Calling the former hostel building a "more centralized location" the mayor said moving the station would "create a presence in the Hilltop." To accommodate the Zone 3 Police Station the city will have to "retro fit" the building, but the mayor feels it could easily be converted for a minimal cost.

Currently, the Urban Redevelopment Authority owns the building and the mayor feels property could be transferred for "a dollar."

Approximately 10 years ago the building underwent nearly $1.5 million in updates and renovations to convert the building from a bank into a youth hostel. Renovations included new mechanics and the addition of an elevator in the four-story building.

Mayor Ravenstahl said the FOP is "cautiously optimistic" about the move into the building. The city is also exploring adding additional parking in the neighborhood for the station.

"I can't say this is a good decision or a bad decision," Councilman Bruce A. Kraus said. "I played no role in this decision."

He was concerned that moving the station could pit neighborhood against neighborhood and become a divisive issue.

"It's not a bricks and mortar issue, it's about consistant management in the commander's office," he continued. The councilman also expressed concerns that the staffing levels of Zone 3 aren't high enough for the number of neighborhoods in the zone.

"No mater where that station is [located], no one neighborhood is going to get more services than another." Mr. Kraus stated.

The current station on the South Side was recently the object of a safety inspection by the State Department of Labor and Industry instigated by new Zone 3 Commander Catherine McNeilly. The building has had problems with plumbing, overcrowding and a lack of male and female locker rooms. There have also been unconfirmed reports that there are additional problems with asbestos and lead contamination in the station.

Mayor Ravenstahl said there are no plans for the building once the police are transferred out January 1 and the move to the Hilltop will not initiate a redrawing of existing police zones in the city. He added that the fire station that shares a portion of the building will remain for now.

"We have to restore peace to Pittsburgh," the mayor said. "We have to take back the Hilltop neighborhoods."
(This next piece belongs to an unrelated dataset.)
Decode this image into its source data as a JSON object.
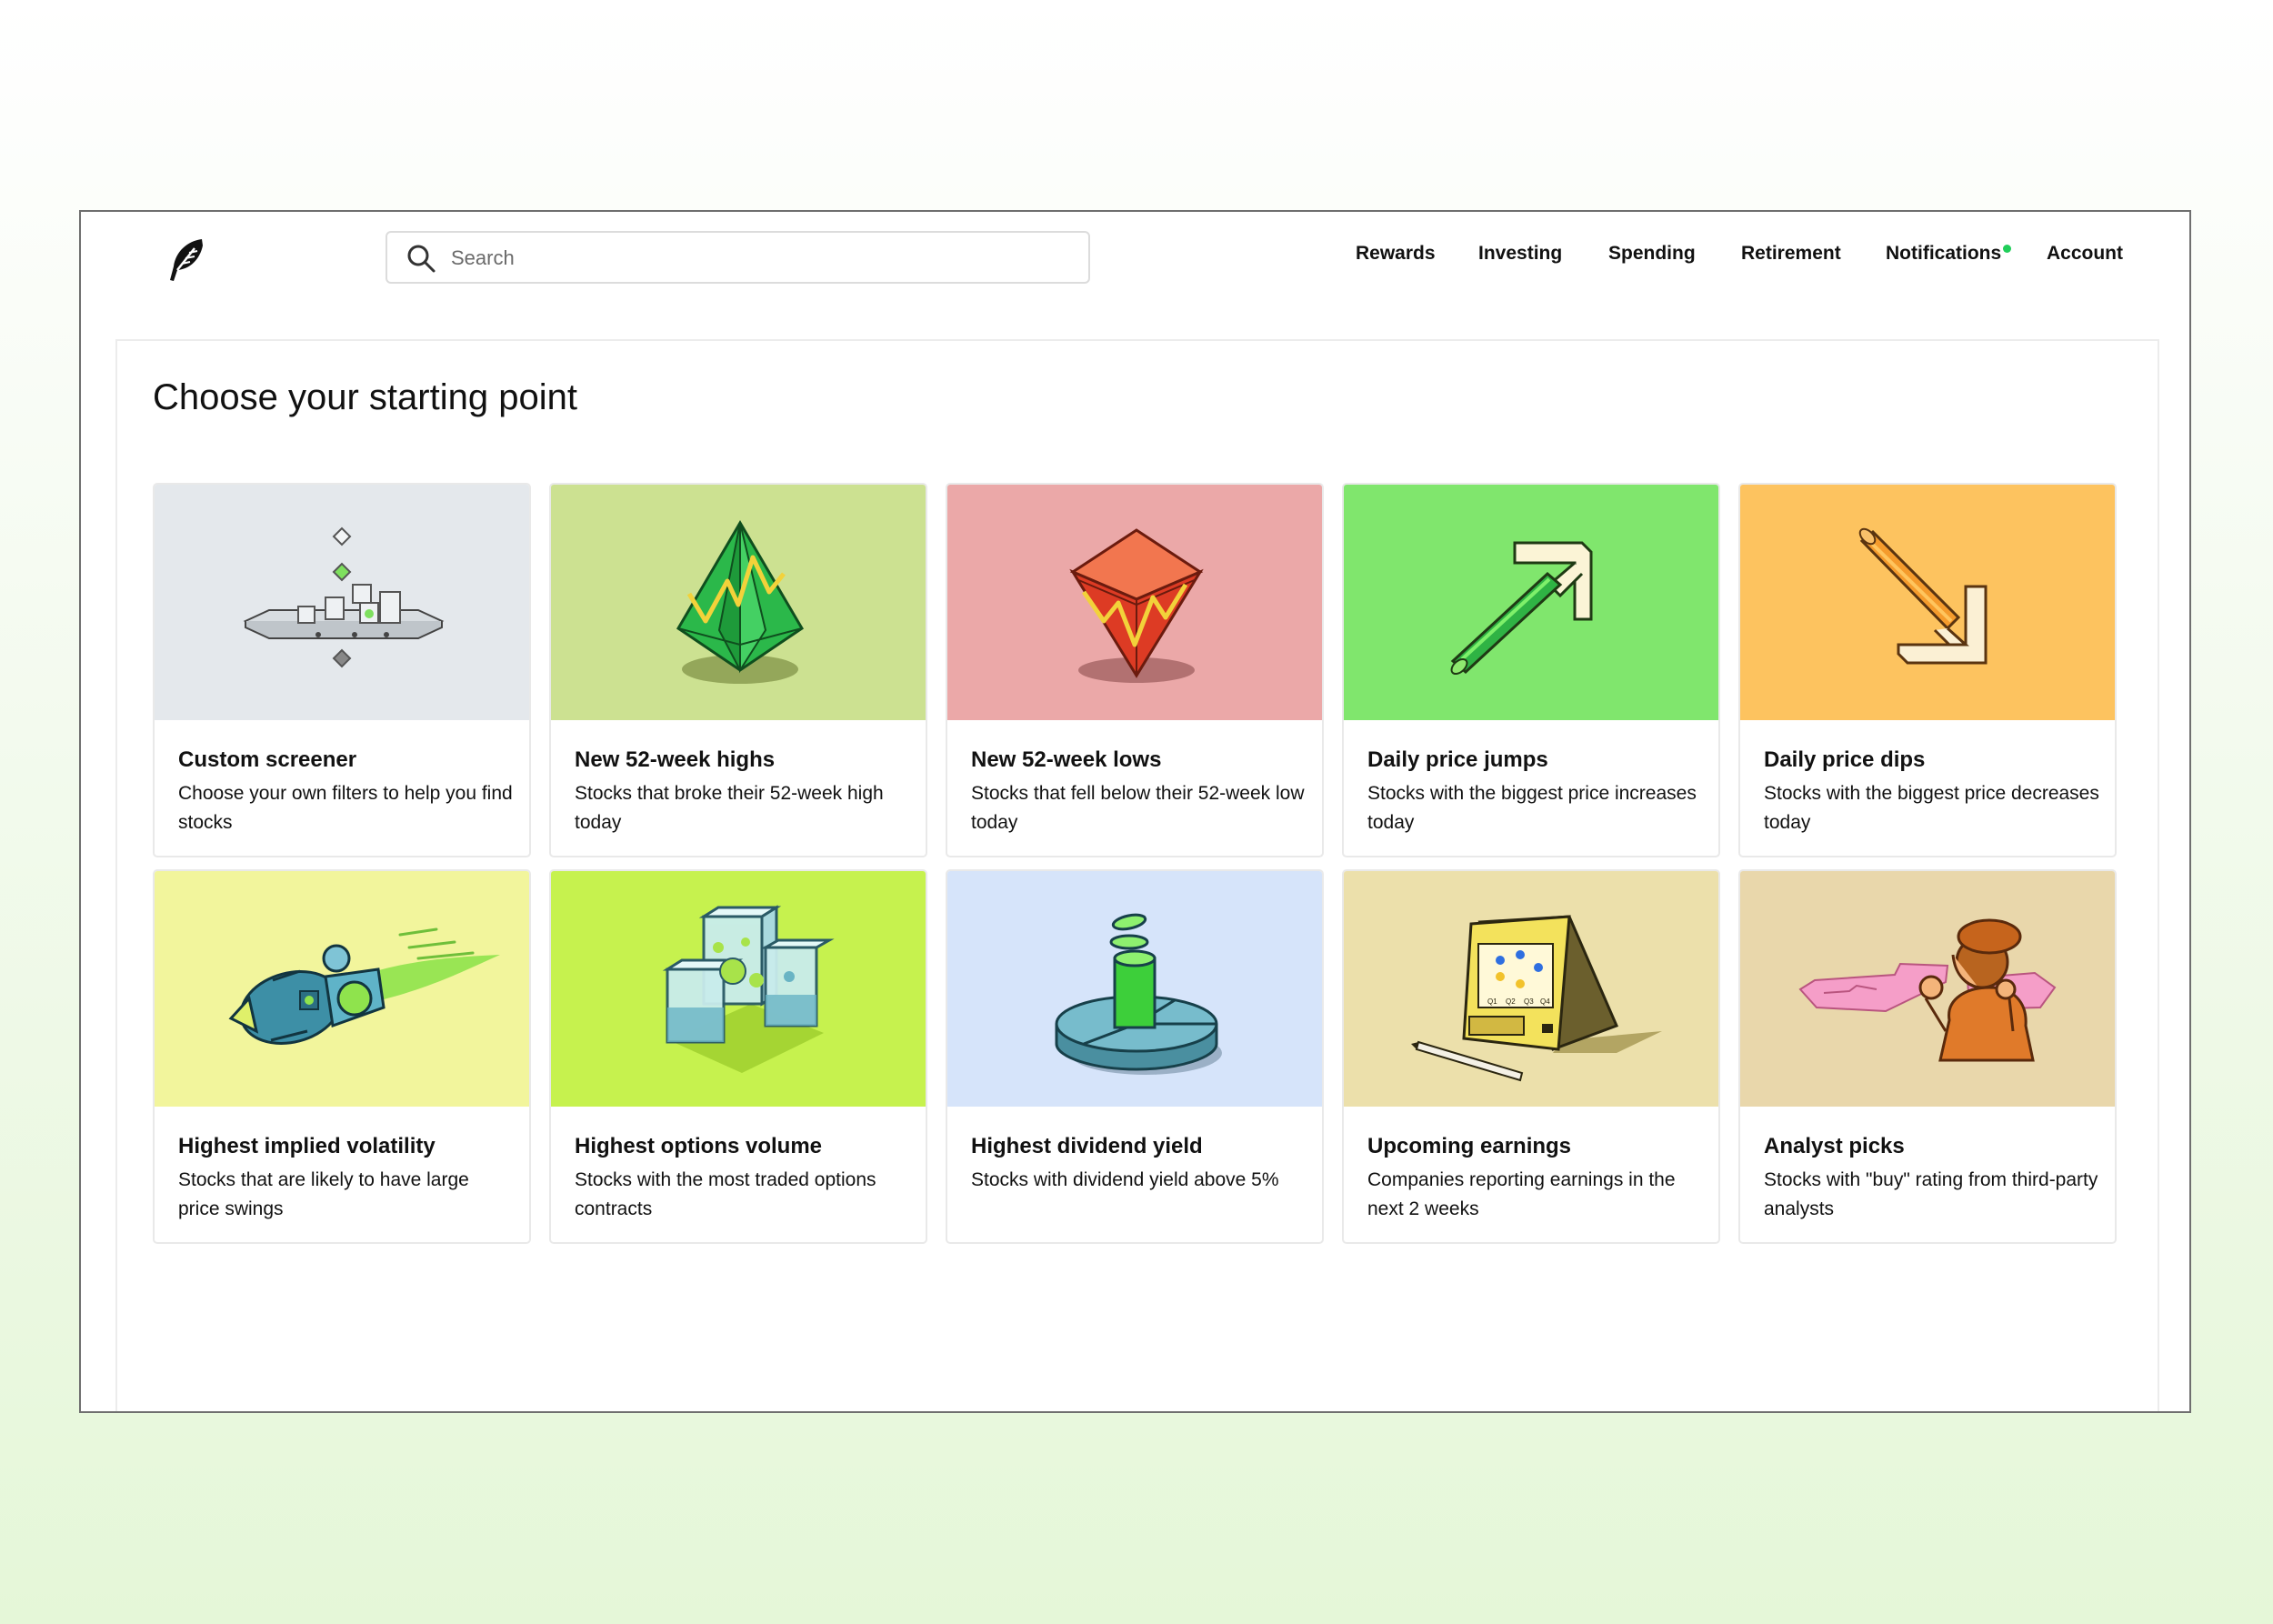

Judy Hackel, president of the Allentown Community Development Corp. (ACDC), thanked "everyone that has listened to us." The ACDC first proposed moving Zone 3 headquarters to the Hilltop to the Murphy Administration four years ago. The proposal was also circulated to Mayor Bob O'Connor, three police commanders and then District 3 councilman Jeff Koch.

Mayor Ravenstahl said he was unaware of the proposal and investigated the former youth hostel site as one of several he was seriously considering for the past month or so.

"You look at location," he said. "When you look at the entire scope of Zone 3, this is a better location."

"I'm proud to see that the emphasis isn't on the South Side, but the Hilltop," said Sharon Daniels, executive director of My Brother's Keeper. "I think this is one of the most brilliant things the city can do, to bring the police up here."

"The criminals in the Hilltop neighborhoods need to know we're not going to take it anymore," the mayor said.

Allentown CDC president Judy Hackel thanks Mayor Ravenstahl for “listening” to the needs of the Hilltop neighborhoods in his plan to relocate the Zone 3 police station.